Speaking at the Wall Street Journal’s CFO Network event on June 7, SEC Chairman Gary Gensler announced that he is looking to revise rules governing 10b5-1 plans to reduce the risk of improper insider trading.
Executives are frequently in possession of material non-public information (“MNPI”), which limits their ability to trade shares without the risk of claims of insider trading. Rule 10b5-1 was adopted by the SEC in 2000 and sets forth a procedure that provides an affirmative defense against allegations of insider trading.
Under Rule 10b5-1, executives execute a 10b5-1 plan instructing a third-party to execute trades on their behalf according to a set of written instructions which specify when such trades are to be made (e.g., timing, share prices, etc.). A 10b5-1 plan must be adopted at a time when the executive is not aware of any MNPI and can be modified at any time that the executive is not aware of any MNPI. However, a 10b5-1 plan or any trades to be made pursuant to a 10b5-1 plan may be cancelled at any time, even if the executive is in possession of MNPI. In addition, SEC rules do not require public disclosure of 10b5-1 plans and trades reported on Form 4 are not required to indicate whether the trade was made pursuant to a 10b5-1 plan.
Chairman Gensler said that tightening restrictions on the use of 10b5-1 plans would increase investor confidence and ensure a level playing field in the market.
Possible changes to Rule 10b5-1 may include:
- a required cooling-off period of four to six months after a 10b5-1 plan is implemented before trades are permitted;
- limits on cancelling 10b5-1 plans;
- public disclosure of the adoption of and changes to 10b5-1 plans; and
- limiting the number of 10b5-1 plans that executives can set up.
We will have to wait to see what changes the SEC proposes to 10b5-1 plans. The updated SEC regulatory agenda suggests that proposed rules could be released before year-end.

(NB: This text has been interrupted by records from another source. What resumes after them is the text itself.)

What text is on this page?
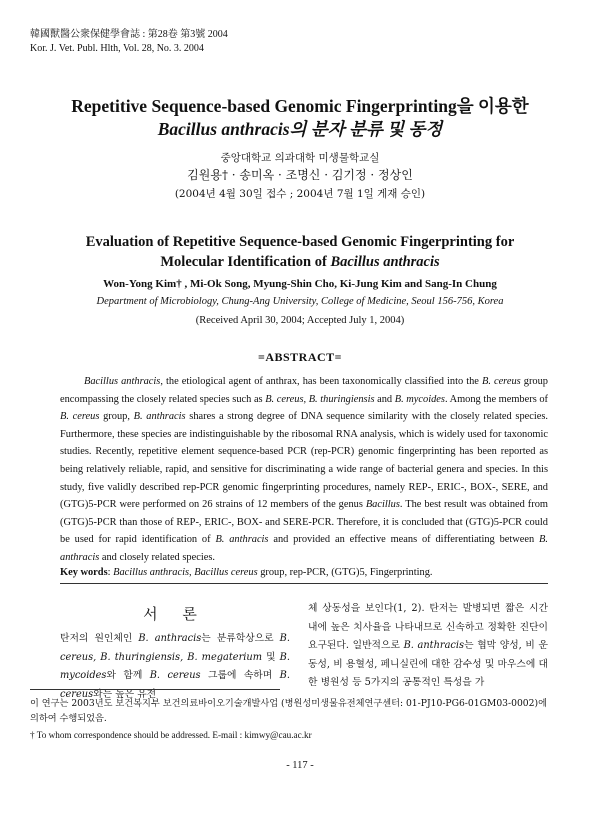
韓國獸醫公衆保健學會誌 : 第28卷 第3號 2004
Kor. J. Vet. Publ. Hlth, Vol. 28, No. 3. 2004
Repetitive Sequence-based Genomic Fingerprinting을 이용한
Bacillus anthracis의 분자 분류 및 동정
중앙대학교 의과대학 미생물학교실
김원용† · 송미옥 · 조명신 · 김기정 · 정상인
(2004년 4월 30일 접수 ; 2004년 7월 1일 게재 승인)
Evaluation of Repetitive Sequence-based Genomic Fingerprinting for
Molecular Identification of Bacillus anthracis
Won-Yong Kim† , Mi-Ok Song, Myung-Shin Cho, Ki-Jung Kim and Sang-In Chung
Department of Microbiology, Chung-Ang University, College of Medicine, Seoul 156-756, Korea
(Received April 30, 2004; Accepted July 1, 2004)
=ABSTRACT=
Bacillus anthracis, the etiological agent of anthrax, has been taxonomically classified into the B. cereus group encompassing the closely related species such as B. cereus, B. thuringiensis and B. mycoides. Among the members of B. cereus group, B. anthracis shares a strong degree of DNA sequence similarity with the closely related species. Furthermore, these species are indistinguishable by the ribosomal RNA analysis, which is widely used for taxonomic studies. Recently, repetitive element sequence-based PCR (rep-PCR) genomic fingerprinting has been reported as being relatively reliable, rapid, and sensitive for discriminating a wide range of bacterial genera and species. In this study, five validly described rep-PCR genomic fingerprinting procedures, namely REP-, ERIC-, BOX-, SERE, and (GTG)5-PCR were performed on 26 strains of 12 members of the genus Bacillus. The best result was obtained from (GTG)5-PCR than those of REP-, ERIC-, BOX- and SERE-PCR. Therefore, it is concluded that (GTG)5-PCR could be used for rapid identification of B. anthracis and provided an effective means of differentiating between B. anthracis and closely related species.
Key words: Bacillus anthracis, Bacillus cereus group, rep-PCR, (GTG)5, Fingerprinting.
서 론
탄저의 원인체인 B. anthracis는 분류학상으로 B. cereus, B. thuringiensis, B. megaterium 및 B. mycoides와 함께 B. cereus 그룹에 속하며 B. cereus와는 높은 유전
체 상동성을 보인다(1, 2). 탄저는 발병되면 짧은 시간 내에 높은 치사율을 나타내므로 신속하고 정확한 진단이 요구된다. 일반적으로 B. anthracis는 협막 양성, 비 운동성, 비 용혈성, 페니실린에 대한 감수성 및 마우스에 대한 병원성 등 5가지의 공통적인 특성을 가
이 연구는 2003년도 보건복지부 보건의료바이오기술개발사업 (병원성미생물유전체연구센터: 01-PJ10-PG6-01GM03-0002)에 의하여 수행되었음.
† To whom correspondence should be addressed. E-mail : kimwy@cau.ac.kr
- 117 -
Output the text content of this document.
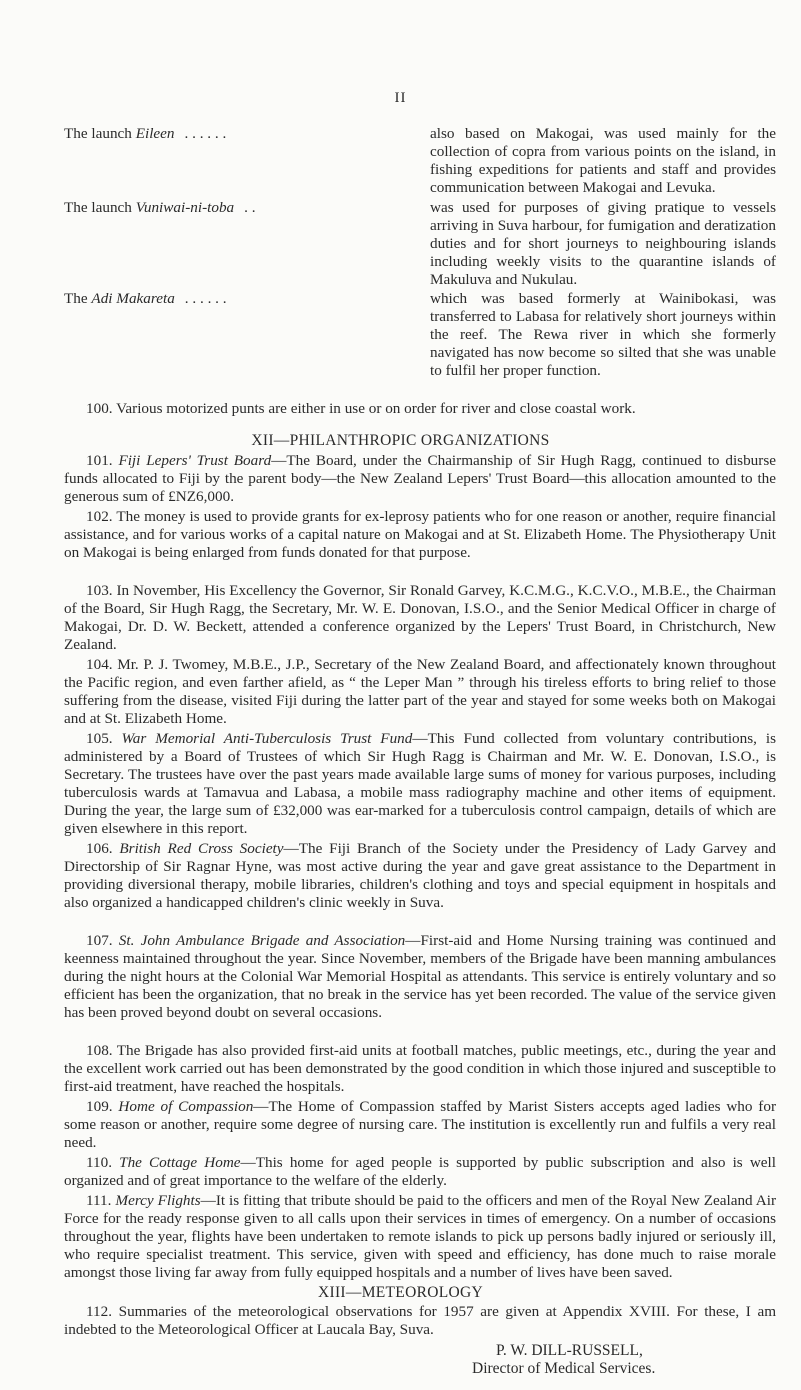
II
The launch Eileen . . . . . .	also based on Makogai, was used mainly for the collection of copra from various points on the island, in fishing expeditions for patients and staff and provides communication between Makogai and Levuka.
The launch Vuniwai-ni-toba . .	was used for purposes of giving pratique to vessels arriving in Suva harbour, for fumigation and deratization duties and for short journeys to neighbouring islands including weekly visits to the quarantine islands of Makuluva and Nukulau.
The Adi Makareta . . . . . .	which was based formerly at Wainibokasi, was transferred to Labasa for relatively short journeys within the reef. The Rewa river in which she formerly navigated has now become so silted that she was unable to fulfil her proper function.
100. Various motorized punts are either in use or on order for river and close coastal work.
XII—PHILANTHROPIC ORGANIZATIONS
101. Fiji Lepers' Trust Board—The Board, under the Chairmanship of Sir Hugh Ragg, continued to disburse funds allocated to Fiji by the parent body—the New Zealand Lepers' Trust Board—this allocation amounted to the generous sum of £NZ6,000.
102. The money is used to provide grants for ex-leprosy patients who for one reason or another, require financial assistance, and for various works of a capital nature on Makogai and at St. Elizabeth Home. The Physiotherapy Unit on Makogai is being enlarged from funds donated for that purpose.
103. In November, His Excellency the Governor, Sir Ronald Garvey, K.C.M.G., K.C.V.O., M.B.E., the Chairman of the Board, Sir Hugh Ragg, the Secretary, Mr. W. E. Donovan, I.S.O., and the Senior Medical Officer in charge of Makogai, Dr. D. W. Beckett, attended a conference organized by the Lepers' Trust Board, in Christchurch, New Zealand.
104. Mr. P. J. Twomey, M.B.E., J.P., Secretary of the New Zealand Board, and affectionately known throughout the Pacific region, and even farther afield, as “ the Leper Man ” through his tireless efforts to bring relief to those suffering from the disease, visited Fiji during the latter part of the year and stayed for some weeks both on Makogai and at St. Elizabeth Home.
105. War Memorial Anti-Tuberculosis Trust Fund—This Fund collected from voluntary contributions, is administered by a Board of Trustees of which Sir Hugh Ragg is Chairman and Mr. W. E. Donovan, I.S.O., is Secretary. The trustees have over the past years made available large sums of money for various purposes, including tuberculosis wards at Tamavua and Labasa, a mobile mass radiography machine and other items of equipment. During the year, the large sum of £32,000 was ear-marked for a tuberculosis control campaign, details of which are given elsewhere in this report.
106. British Red Cross Society—The Fiji Branch of the Society under the Presidency of Lady Garvey and Directorship of Sir Ragnar Hyne, was most active during the year and gave great assistance to the Department in providing diversional therapy, mobile libraries, children's clothing and toys and special equipment in hospitals and also organized a handicapped children's clinic weekly in Suva.
107. St. John Ambulance Brigade and Association—First-aid and Home Nursing training was continued and keenness maintained throughout the year. Since November, members of the Brigade have been manning ambulances during the night hours at the Colonial War Memorial Hospital as attendants. This service is entirely voluntary and so efficient has been the organization, that no break in the service has yet been recorded. The value of the service given has been proved beyond doubt on several occasions.
108. The Brigade has also provided first-aid units at football matches, public meetings, etc., during the year and the excellent work carried out has been demonstrated by the good condition in which those injured and susceptible to first-aid treatment, have reached the hospitals.
109. Home of Compassion—The Home of Compassion staffed by Marist Sisters accepts aged ladies who for some reason or another, require some degree of nursing care. The institution is excellently run and fulfils a very real need.
110. The Cottage Home—This home for aged people is supported by public subscription and also is well organized and of great importance to the welfare of the elderly.
111. Mercy Flights—It is fitting that tribute should be paid to the officers and men of the Royal New Zealand Air Force for the ready response given to all calls upon their services in times of emergency. On a number of occasions throughout the year, flights have been undertaken to remote islands to pick up persons badly injured or seriously ill, who require specialist treatment. This service, given with speed and efficiency, has done much to raise morale amongst those living far away from fully equipped hospitals and a number of lives have been saved.
XIII—METEOROLOGY
112. Summaries of the meteorological observations for 1957 are given at Appendix XVIII. For these, I am indebted to the Meteorological Officer at Laucala Bay, Suva.
P. W. DILL-RUSSELL,
Director of Medical Services.
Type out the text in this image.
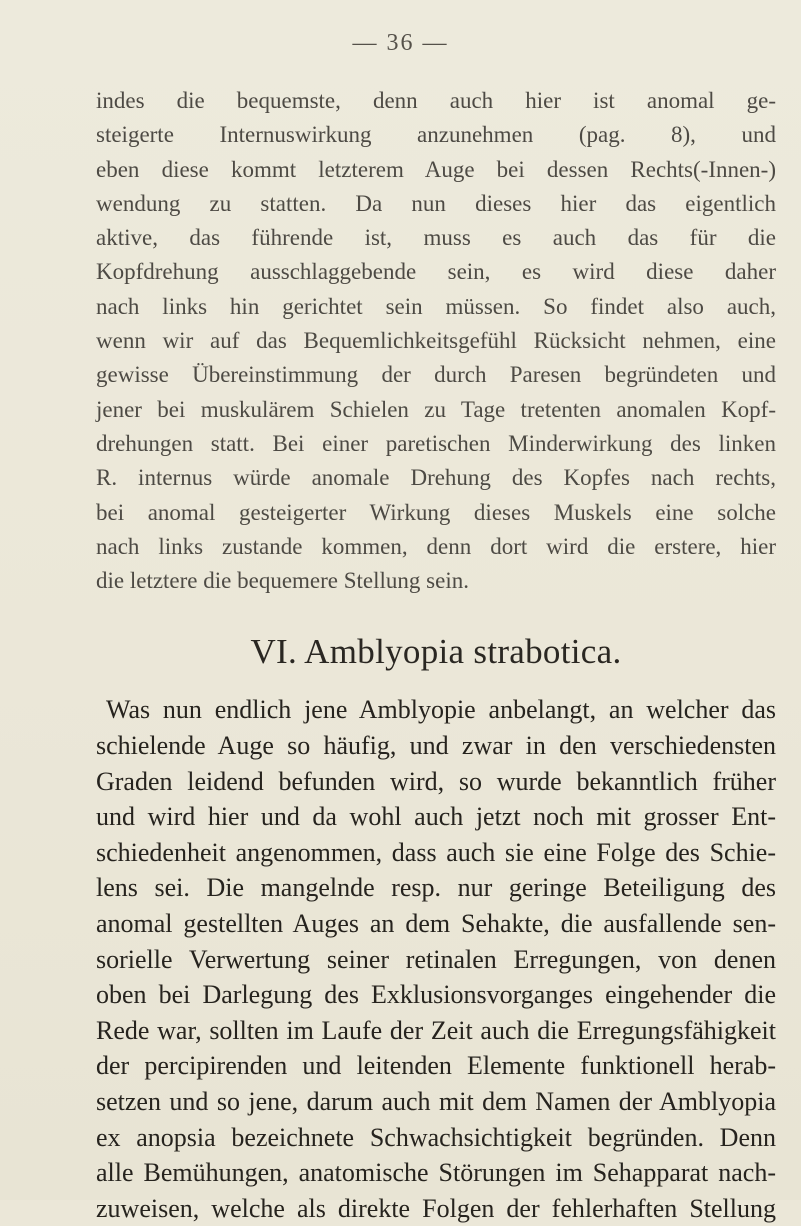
— 36 —
indes die bequemste, denn auch hier ist anomal ge-
steigerte Internuswirkung anzunehmen (pag. 8), und
eben diese kommt letzterem Auge bei dessen Rechts(-Innen-)
wendung zu statten. Da nun dieses hier das eigentlich
aktive, das führende ist, muss es auch das für die
Kopfdrehung ausschlaggebende sein, es wird diese daher
nach links hin gerichtet sein müssen. So findet also auch,
wenn wir auf das Bequemlichkeitsgefühl Rücksicht nehmen, eine
gewisse Übereinstimmung der durch Paresen begründeten und
jener bei muskulärem Schielen zu Tage tretenten anomalen Kopf-
drehungen statt. Bei einer paretischen Minderwirkung des linken
R. internus würde anomale Drehung des Kopfes nach rechts,
bei anomal gesteigerter Wirkung dieses Muskels eine solche
nach links zustande kommen, denn dort wird die erstere, hier
die letztere die bequemere Stellung sein.
VI. Amblyopia strabotica.
Was nun endlich jene Amblyopie anbelangt, an welcher das
schielende Auge so häufig, und zwar in den verschiedensten
Graden leidend befunden wird, so wurde bekanntlich früher
und wird hier und da wohl auch jetzt noch mit grosser Ent-
schiedenheit angenommen, dass auch sie eine Folge des Schie-
lens sei. Die mangelnde resp. nur geringe Beteiligung des
anomal gestellten Auges an dem Sehakte, die ausfallende sen-
sorielle Verwertung seiner retinalen Erregungen, von denen
oben bei Darlegung des Exklusionsvorganges eingehender die
Rede war, sollten im Laufe der Zeit auch die Erregungsfähigkeit
der percipirenden und leitenden Elemente funktionell herab-
setzen und so jene, darum auch mit dem Namen der Amblyopia
ex anopsia bezeichnete Schwachsichtigkeit begründen. Denn
alle Bemühungen, anatomische Störungen im Sehapparat nach-
zuweisen, welche als direkte Folgen der fehlerhaften Stellung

It is advisable to consider an increased SEC focus on 10b5-1 plans now. In his remarks, Mr. Gensler reiterated that insiders must act in good faith when using 10b5-1 plans and commented that regulators would “ensure we are identifying and punishing abuses of 10b5-1 plans” under the current rule. Some companies already impose some of the proposed limitations as a matter of best practice. Others may want to consider implementing additional limits in anticipation of possible increased SEC enforcement action in this area. In addition, companies may want to review executive 10b5-1 plan documentation and compliance.